These are underground structures the purpose of which is a cause for some debate. They are considered to be either for food storage, refuge when under attack and ritual use amongst other things. They are often associated with raths , early Christian settlements and cashels.
The building methods vary. The walls can be either drystone, orthostats or rock cut (i.e. cut straight into the bedrock). The roofs tend to be made from lintels (which can be seen very clearly at Poulawack (County Clare)) and it is quite common to find ogham stones used for this purpose (see Drumlohan Ogham Stones (County Waterford)).
As well as one or many underground passages they can contain chambers. Some definitely seemed to be defensive because evidence has been found at some indicating a door that locked from the inside.

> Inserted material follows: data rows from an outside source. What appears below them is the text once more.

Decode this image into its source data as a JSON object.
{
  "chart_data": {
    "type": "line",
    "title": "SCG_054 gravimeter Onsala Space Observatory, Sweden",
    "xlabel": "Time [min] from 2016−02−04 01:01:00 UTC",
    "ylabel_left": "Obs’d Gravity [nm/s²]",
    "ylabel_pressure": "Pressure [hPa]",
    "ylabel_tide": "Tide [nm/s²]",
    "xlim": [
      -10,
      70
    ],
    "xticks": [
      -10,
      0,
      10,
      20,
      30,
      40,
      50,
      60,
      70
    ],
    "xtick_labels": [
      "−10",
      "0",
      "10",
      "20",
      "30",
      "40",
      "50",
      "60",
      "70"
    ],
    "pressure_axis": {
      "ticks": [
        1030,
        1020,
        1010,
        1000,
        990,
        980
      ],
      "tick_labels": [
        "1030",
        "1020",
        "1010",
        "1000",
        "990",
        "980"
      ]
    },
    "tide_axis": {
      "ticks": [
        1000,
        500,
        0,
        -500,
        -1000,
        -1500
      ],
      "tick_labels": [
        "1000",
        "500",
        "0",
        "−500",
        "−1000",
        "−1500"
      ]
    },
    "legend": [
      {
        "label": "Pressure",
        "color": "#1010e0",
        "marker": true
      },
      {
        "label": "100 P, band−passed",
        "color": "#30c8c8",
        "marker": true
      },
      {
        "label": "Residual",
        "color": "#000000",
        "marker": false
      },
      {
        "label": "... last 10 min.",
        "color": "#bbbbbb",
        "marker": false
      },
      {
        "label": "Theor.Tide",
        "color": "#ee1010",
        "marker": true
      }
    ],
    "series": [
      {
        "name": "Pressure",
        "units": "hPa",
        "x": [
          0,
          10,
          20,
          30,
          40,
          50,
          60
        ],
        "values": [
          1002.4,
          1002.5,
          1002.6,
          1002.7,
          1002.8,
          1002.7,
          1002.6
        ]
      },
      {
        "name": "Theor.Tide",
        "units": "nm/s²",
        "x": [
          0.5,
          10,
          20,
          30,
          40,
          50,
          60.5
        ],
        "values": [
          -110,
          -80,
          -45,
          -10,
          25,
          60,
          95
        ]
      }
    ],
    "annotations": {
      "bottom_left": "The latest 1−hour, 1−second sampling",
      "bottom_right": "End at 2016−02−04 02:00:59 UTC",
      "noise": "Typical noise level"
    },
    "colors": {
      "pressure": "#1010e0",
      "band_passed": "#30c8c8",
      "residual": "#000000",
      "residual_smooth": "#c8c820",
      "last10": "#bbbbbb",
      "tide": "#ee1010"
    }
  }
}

Often the tunnels are on different levels and accessed through holes in the floor or ceiling of another tunnel called drop-holes.
Standing stones, also called menhirs or monoliths, are the most simple of megalithic monuments. They are exactly what they say, a stone that stands with one end set into the ground. Being simple in form does not make them simple to understand, for they have served several purposes over time. Some were placed to mark burials, others were probably erected to mark boundaries or travel routes, the purpose of others is uncertain, but it may well have been ritual.

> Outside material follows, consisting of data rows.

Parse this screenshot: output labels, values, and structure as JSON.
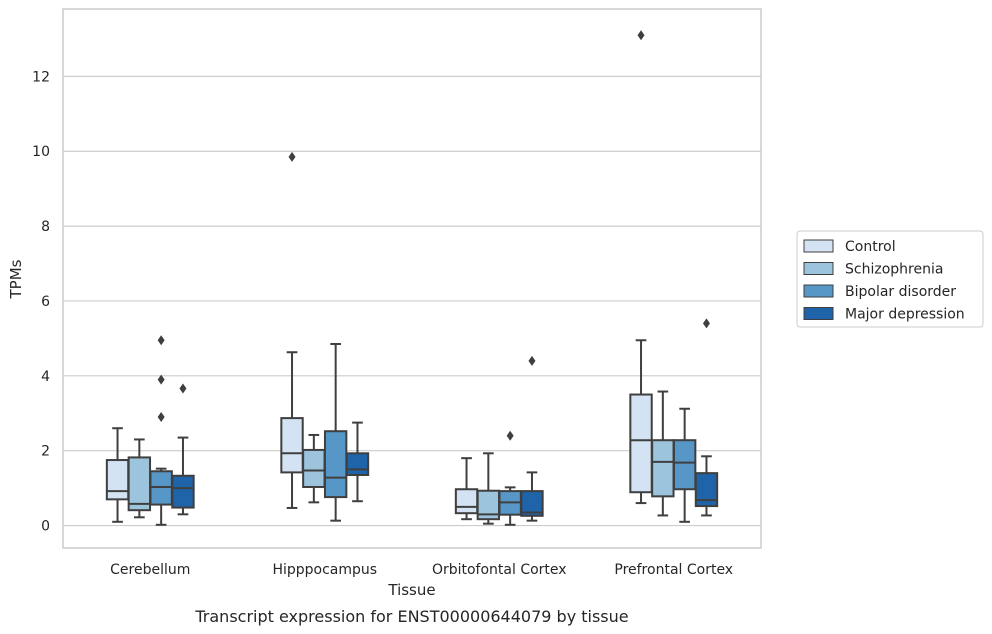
{
  "chart_data": {
    "type": "box",
    "title": "",
    "caption": "Transcript expression for ENST00000644079 by tissue",
    "xlabel": "Tissue",
    "ylabel": "TPMs",
    "ylim": [
      -0.6,
      13.8
    ],
    "yticks": [
      0,
      2,
      4,
      6,
      8,
      10,
      12
    ],
    "grid": "horizontal",
    "legend_position": "right",
    "categories": [
      "Cerebellum",
      "Hipppocampus",
      "Orbitofontal Cortex",
      "Prefrontal Cortex"
    ],
    "series": [
      {
        "name": "Control",
        "color": "#d4e3f3",
        "boxes": [
          {
            "whislo": 0.1,
            "q1": 0.7,
            "med": 0.92,
            "q3": 1.75,
            "whishi": 2.6,
            "fliers": []
          },
          {
            "whislo": 0.47,
            "q1": 1.42,
            "med": 1.93,
            "q3": 2.87,
            "whishi": 4.63,
            "fliers": [
              9.85
            ]
          },
          {
            "whislo": 0.17,
            "q1": 0.33,
            "med": 0.5,
            "q3": 0.97,
            "whishi": 1.8,
            "fliers": []
          },
          {
            "whislo": 0.6,
            "q1": 0.89,
            "med": 2.28,
            "q3": 3.5,
            "whishi": 4.95,
            "fliers": [
              13.1
            ]
          }
        ]
      },
      {
        "name": "Schizophrenia",
        "color": "#9cc4dd",
        "boxes": [
          {
            "whislo": 0.22,
            "q1": 0.41,
            "med": 0.58,
            "q3": 1.82,
            "whishi": 2.3,
            "fliers": []
          },
          {
            "whislo": 0.62,
            "q1": 1.03,
            "med": 1.47,
            "q3": 2.02,
            "whishi": 2.42,
            "fliers": []
          },
          {
            "whislo": 0.05,
            "q1": 0.17,
            "med": 0.3,
            "q3": 0.93,
            "whishi": 1.93,
            "fliers": []
          },
          {
            "whislo": 0.27,
            "q1": 0.78,
            "med": 1.7,
            "q3": 2.28,
            "whishi": 3.58,
            "fliers": []
          }
        ]
      },
      {
        "name": "Bipolar disorder",
        "color": "#5697c8",
        "boxes": [
          {
            "whislo": 0.02,
            "q1": 0.56,
            "med": 1.03,
            "q3": 1.45,
            "whishi": 1.52,
            "fliers": [
              4.95,
              3.9,
              2.9
            ]
          },
          {
            "whislo": 0.13,
            "q1": 0.76,
            "med": 1.28,
            "q3": 2.52,
            "whishi": 4.85,
            "fliers": []
          },
          {
            "whislo": 0.02,
            "q1": 0.29,
            "med": 0.62,
            "q3": 0.92,
            "whishi": 1.02,
            "fliers": [
              2.4
            ]
          },
          {
            "whislo": 0.1,
            "q1": 0.97,
            "med": 1.68,
            "q3": 2.28,
            "whishi": 3.12,
            "fliers": []
          }
        ]
      },
      {
        "name": "Major depression",
        "color": "#1f63a8",
        "boxes": [
          {
            "whislo": 0.3,
            "q1": 0.48,
            "med": 1.0,
            "q3": 1.33,
            "whishi": 2.35,
            "fliers": [
              3.66
            ]
          },
          {
            "whislo": 0.65,
            "q1": 1.35,
            "med": 1.5,
            "q3": 1.93,
            "whishi": 2.75,
            "fliers": []
          },
          {
            "whislo": 0.13,
            "q1": 0.26,
            "med": 0.35,
            "q3": 0.92,
            "whishi": 1.42,
            "fliers": [
              4.4
            ]
          },
          {
            "whislo": 0.27,
            "q1": 0.52,
            "med": 0.68,
            "q3": 1.4,
            "whishi": 1.85,
            "fliers": [
              5.4
            ]
          }
        ]
      }
    ]
  }
}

Standing stones can vary enormously in size from a under 1m tall to over 4m. Some have been purposely shaped (see Stone Of Destiny (County Meath)) and some must have been chosen purely for their shape (see Ballyvatheen (County Kilkenny)). Most standing stones are dated to be from the Bronze Age, but some are clearly older, especially those associated with passage tombs such as at Knowth (County Meath) and Loughcrew - Corstown (County Meath).
Others have been re-used in later times (see Kilnasaggart (County Armagh) and Breastagh (County Mayo)), perhaps to try and capture some of the powers of the old gods or to legitamise a claim to land.
A barrow is essentially a mound of earth over one or more burials. They are more usually to be dated to the Bronze Age. There are many forms of barrow including ring, bowl, long and bell barrows.
Ring barrows are formed by digging a circular trench or fosse around a central burial, with no mound.
Bowl barrows are formed by heaping up soil over the burial(s) from a surrounding fosse, these often have an external bank too (see Ballyremon Commons (County Wicklow)).
Bell barows are simply round mounds with no fosse or external bank.
Long barrows are rare in Ireland and are more common in southwest England. Their shape is basically ovoid rather than round (see Ballynoe (County Down))
A fosse is a man made trench that is often associated with a bank. Fossse can be used to refer to a dyke, the circular trench around some barrows or the trench dug around a ring fort for defensive purposes.
A boulder or standing stone set outside a stone circle, quite often at a compass point or on a significant cosmic alignment (see Ballynoe (County Down)).